Where xxx-yyy-us-e1-nprod-project.s3.amazonaws.com/Dremio_poc is the url to our S3 bucket.

I'm not sure what to do with the following lines since we've commented out   #local: "/app/dremio/data":
  # location for catalog database (if master node)
  db: ${paths.local}/db,

  spilling: [${paths.local}/spill]

I've updated our core-site.xml file with our access and secret keys.

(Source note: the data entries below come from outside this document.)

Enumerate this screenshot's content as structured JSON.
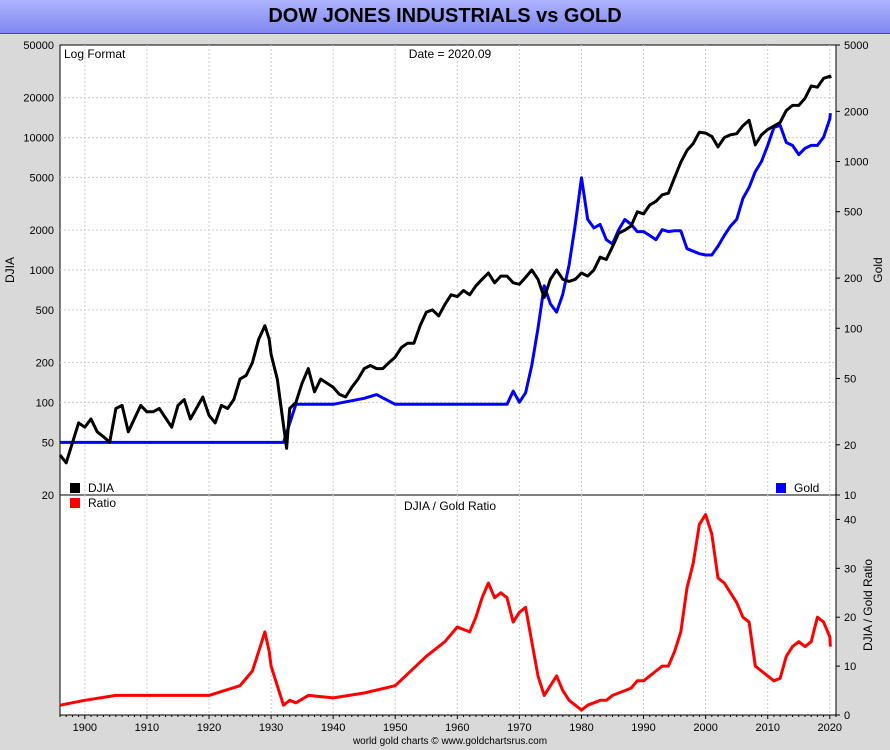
{
  "title": "DOW JONES INDUSTRIALS vs GOLD",
  "footer": "world gold charts © www.goldchartsrus.com",
  "colors": {
    "djia": "#000000",
    "gold": "#0000ff",
    "ratio": "#ff0000",
    "panel_bg": "#ffffff",
    "outer_bg": "#d9d9d9"
  },
  "chart_data": [
    {
      "type": "line",
      "annotations": [
        "Log Format",
        "Date = 2020.09"
      ],
      "xlabel": "",
      "ylabel": "DJIA",
      "ylabel_right": "Gold",
      "y_scale": "log",
      "right_y_scale": "log",
      "xlim": [
        1896,
        2021
      ],
      "ylim": [
        20,
        50000
      ],
      "ylim_right": [
        10,
        5000
      ],
      "y_ticks": [
        20,
        50,
        100,
        200,
        500,
        1000,
        2000,
        5000,
        10000,
        20000,
        50000
      ],
      "y_ticks_right": [
        10,
        20,
        50,
        100,
        200,
        500,
        1000,
        2000,
        5000
      ],
      "legend": [
        {
          "name": "DJIA",
          "position": "bottom-left"
        },
        {
          "name": "Gold",
          "position": "bottom-right"
        }
      ],
      "series": [
        {
          "name": "DJIA",
          "axis": "left",
          "x": [
            1896,
            1897,
            1899,
            1900,
            1901,
            1902,
            1903,
            1904,
            1905,
            1906,
            1907,
            1909,
            1910,
            1911,
            1912,
            1914,
            1915,
            1916,
            1917,
            1919,
            1920,
            1921,
            1922,
            1923,
            1924,
            1925,
            1926,
            1927,
            1928,
            1929,
            1929.7,
            1930,
            1931,
            1932.5,
            1933,
            1934,
            1935,
            1936,
            1937,
            1938,
            1939,
            1940,
            1941,
            1942,
            1943,
            1944,
            1945,
            1946,
            1947,
            1948,
            1949,
            1950,
            1951,
            1952,
            1953,
            1954,
            1955,
            1956,
            1957,
            1958,
            1959,
            1960,
            1961,
            1962,
            1963,
            1964,
            1965,
            1966,
            1967,
            1968,
            1969,
            1970,
            1971,
            1972,
            1973,
            1974,
            1975,
            1976,
            1977,
            1978,
            1979,
            1980,
            1981,
            1982,
            1983,
            1984,
            1985,
            1986,
            1987,
            1988,
            1989,
            1990,
            1991,
            1992,
            1993,
            1994,
            1995,
            1996,
            1997,
            1998,
            1999,
            2000,
            2001,
            2002,
            2003,
            2004,
            2005,
            2006,
            2007,
            2008,
            2009,
            2010,
            2011,
            2012,
            2013,
            2014,
            2015,
            2016,
            2017,
            2018,
            2019,
            2020,
            2020.09
          ],
          "y": [
            40,
            35,
            70,
            65,
            75,
            60,
            55,
            50,
            90,
            95,
            60,
            95,
            85,
            85,
            90,
            65,
            95,
            105,
            75,
            110,
            80,
            70,
            95,
            90,
            105,
            150,
            160,
            200,
            300,
            380,
            300,
            230,
            150,
            45,
            90,
            100,
            140,
            180,
            120,
            150,
            140,
            130,
            115,
            110,
            130,
            150,
            180,
            190,
            180,
            180,
            200,
            220,
            260,
            280,
            280,
            380,
            480,
            500,
            450,
            550,
            650,
            630,
            700,
            650,
            760,
            850,
            950,
            800,
            900,
            900,
            800,
            780,
            880,
            1000,
            850,
            620,
            850,
            1000,
            850,
            820,
            850,
            950,
            900,
            1000,
            1250,
            1200,
            1500,
            1900,
            2000,
            2150,
            2750,
            2650,
            3100,
            3300,
            3700,
            3800,
            5000,
            6500,
            8000,
            9000,
            11000,
            10800,
            10200,
            8500,
            10000,
            10500,
            10700,
            12300,
            13500,
            8800,
            10500,
            11500,
            12200,
            13000,
            16000,
            17500,
            17500,
            19800,
            24500,
            24000,
            28000,
            29000,
            28000
          ]
        },
        {
          "name": "Gold",
          "axis": "right",
          "x": [
            1896,
            1932,
            1934,
            1935,
            1940,
            1945,
            1947,
            1950,
            1955,
            1960,
            1965,
            1968,
            1969,
            1970,
            1971,
            1972,
            1973,
            1974,
            1975,
            1976,
            1977,
            1978,
            1979,
            1980,
            1981,
            1982,
            1983,
            1984,
            1985,
            1986,
            1987,
            1988,
            1989,
            1990,
            1991,
            1992,
            1993,
            1994,
            1995,
            1996,
            1997,
            1998,
            1999,
            2000,
            2001,
            2002,
            2003,
            2004,
            2005,
            2006,
            2007,
            2008,
            2009,
            2010,
            2011,
            2012,
            2013,
            2014,
            2015,
            2016,
            2017,
            2018,
            2019,
            2020,
            2020.09
          ],
          "y": [
            20.67,
            20.67,
            35,
            35,
            35,
            38,
            40,
            35,
            35,
            35,
            35,
            35,
            42,
            36,
            41,
            60,
            100,
            180,
            140,
            125,
            160,
            240,
            420,
            800,
            450,
            400,
            420,
            340,
            320,
            390,
            450,
            420,
            380,
            380,
            360,
            340,
            390,
            380,
            385,
            385,
            300,
            290,
            280,
            275,
            275,
            310,
            360,
            410,
            450,
            600,
            700,
            870,
            1000,
            1250,
            1600,
            1650,
            1300,
            1250,
            1100,
            1200,
            1250,
            1250,
            1400,
            1800,
            1950
          ]
        }
      ]
    },
    {
      "type": "line",
      "title": "DJIA / Gold Ratio",
      "ylabel_right": "DJIA / Gold Ratio",
      "xlim": [
        1896,
        2021
      ],
      "ylim": [
        0,
        45
      ],
      "y_ticks": [
        0,
        10,
        20,
        30,
        40
      ],
      "x_ticks": [
        1900,
        1910,
        1920,
        1930,
        1940,
        1950,
        1960,
        1970,
        1980,
        1990,
        2000,
        2010,
        2020
      ],
      "legend": [
        {
          "name": "Ratio",
          "position": "top-left"
        }
      ],
      "series": [
        {
          "name": "Ratio",
          "x": [
            1896,
            1900,
            1905,
            1910,
            1915,
            1920,
            1925,
            1927,
            1928,
            1929,
            1929.7,
            1930,
            1931,
            1932,
            1933,
            1934,
            1936,
            1940,
            1945,
            1950,
            1955,
            1958,
            1960,
            1962,
            1963,
            1964,
            1965,
            1966,
            1967,
            1968,
            1969,
            1970,
            1971,
            1972,
            1973,
            1974,
            1975,
            1976,
            1977,
            1978,
            1979,
            1980,
            1981,
            1982,
            1983,
            1984,
            1985,
            1986,
            1987,
            1988,
            1989,
            1990,
            1991,
            1992,
            1993,
            1994,
            1995,
            1996,
            1997,
            1998,
            1999,
            2000,
            2001,
            2002,
            2003,
            2004,
            2005,
            2006,
            2007,
            2008,
            2009,
            2010,
            2011,
            2012,
            2013,
            2014,
            2015,
            2016,
            2017,
            2018,
            2019,
            2020,
            2020.09
          ],
          "y": [
            2,
            3,
            4,
            4,
            4,
            4,
            6,
            9,
            13,
            17,
            13,
            10,
            6,
            2,
            3,
            2.5,
            4,
            3.5,
            4.5,
            6,
            12,
            15,
            18,
            17,
            20,
            24,
            27,
            24,
            25,
            24,
            19,
            21,
            22,
            15,
            8,
            4,
            6,
            8,
            5,
            3,
            2,
            1,
            2,
            2.5,
            3,
            3,
            4,
            4.5,
            5,
            5.5,
            7,
            7,
            8,
            9,
            10,
            10,
            13,
            17,
            26,
            31,
            39,
            41,
            37,
            28,
            27,
            25,
            23,
            20,
            19,
            10,
            9,
            8,
            7,
            7.5,
            12,
            14,
            15,
            14,
            15,
            20,
            19,
            16,
            14
          ]
        }
      ]
    }
  ]
}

Dremio will not start after making this configuration change. Server.out contains:

Dremio is exiting. Failure while starting services.
com.dremio.common.exceptions.UserException: No Cluster Identity found
        at com.dremio.common.exceptions.UserException$Builder.build(UserException.java:773)
        at com.dremio.dac.cmd.upgrade.Upgrade.run(Upgrade.java:170)
        at com.dremio.dac.cmd.upgrade.Upgrade.run(Upgrade.java:160)
        at com.dremio.dac.daemon.DremioDaemon.main(DremioDaemon.java:97)
Fri Jun  7 16:22:06 UTC 2019 Starting dremio on xxx.yyy.com
core file size          (blocks, -c) 0
data seg size           (kbytes, -d) unlimited
scheduling priority             (-e) 0
file size               (blocks, -f) unlimited
pending signals                 (-i) 124995
max locked memory       (kbytes, -l) 64
max memory size         (kbytes, -m) unlimited
open files                      (-n) 65536
pipe size            (512 bytes, -p) 8
POSIX message queues     (bytes, -q) 819200
real-time priority              (-r) 0
stack size              (kbytes, -s) 8192
cpu time               (seconds, -t) unlimited
max user processes              (-u) 124995
virtual memory          (kbytes, -v) unlimited
file locks                      (-x) unlimited

Server.log contains:
2019-06-07 16:22:57,888 [main] ERROR ROOT - Dremio is exiting. Failure while starting services.
com.dremio.common.exceptions.UserException: No Cluster Identity found
        at com.dremio.common.exceptions.UserException$Builder.build(UserException.java:773) ~[dremio-common-3.2.3-201905301727340724-7419ad0.jar:3.2.3-201905301727340724-7419ad0]
        at com.dremio.dac.cmd.upgrade.Upgrade.run(Upgrade.java:170) ~[dremio-dac-daemon-3.2.3-201905301727340724-7419ad0.jar:3.2.3-201905301727340724-7419ad0]
        at com.dremio.dac.cmd.upgrade.Upgrade.run(Upgrade.java:160) ~[dremio-dac-daemon-3.2.3-201905301727340724-7419ad0.jar:3.2.3-201905301727340724-7419ad0]
        at com.dremio.dac.daemon.DremioDaemon.main(DremioDaemon.java:97) ~[dremio-dac-daemon-3.2.3-201905301727340724-7419ad0.jar:3.2.3-201905301727340724-7419ad0]

We're looking to have our reflections saved to our S3 bucket.  

Is it possible to have more than 1 storage location?  Some reflections get saved to local disk while others are saved to S3?

How can we get Dremio's parquet files into S3?